Customer Churn Rate Calculator
Answers the Question
How often do customers quit?
Calculator for Customer Churn Rate
What Is the Customer Churn Rate?
Customer churn measures the change in a firm's customer base over a period of time (often months, quarters, or years).
A simple count of how many customers have quit is often insufficient for decision-making purposes. That is because it can be difficult to understand its meaning as a company grows or compare it against the values from other firms. For this reason, it is usually expressed as a faction of the customers who have quit.
Although many will record customer churn as a statement of what has already happened, astute managers will often attempt to estimate the churn that their firms are likely to experience in the future. The better they are able to predict, the better they able to attempt to improve their situations.
Why Is it Important?
- The higher the churn rate, the greater the number of resources that must be devoted to obtain new replacement customers.
- Sudden changes to the churn rate may indicate significant shifts in customer perception. Increasing churn may indicate problems, just as decreasing churn may indicate successes.
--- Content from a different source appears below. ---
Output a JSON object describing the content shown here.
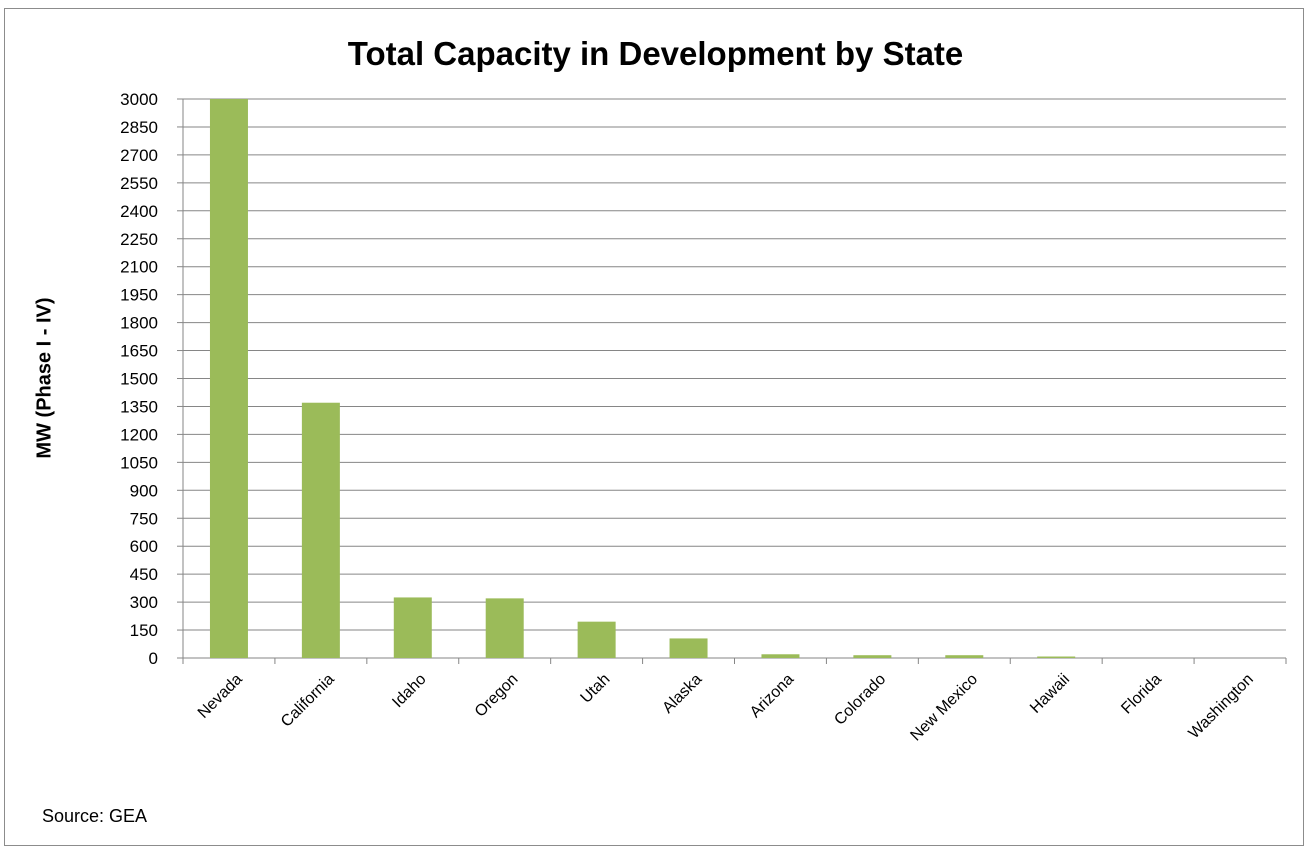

Formula(s) to Calculate Customer Churn Rate
- CUSTOMER CHURN = NUMBER OF CUSTOMERS WHO QUIT / NUMBER OF CUSTOMERS AT START OF PERIOD * 100
Common Mistakes
- Only looking at the difference in customer count. A large increase in customers can hide an equally large rate of churn.
- Assuming that customer churn is an immediate indicator. In cases when customers have agreed to lengthy contracts or have high switching costs, the visible effects of customer decisions may become visible weeks, months, or even years after a decision has been made.
- Assuming that a customer churn rate in one industry is necessarily acceptable in every other. Each industry and customer base will have different norms.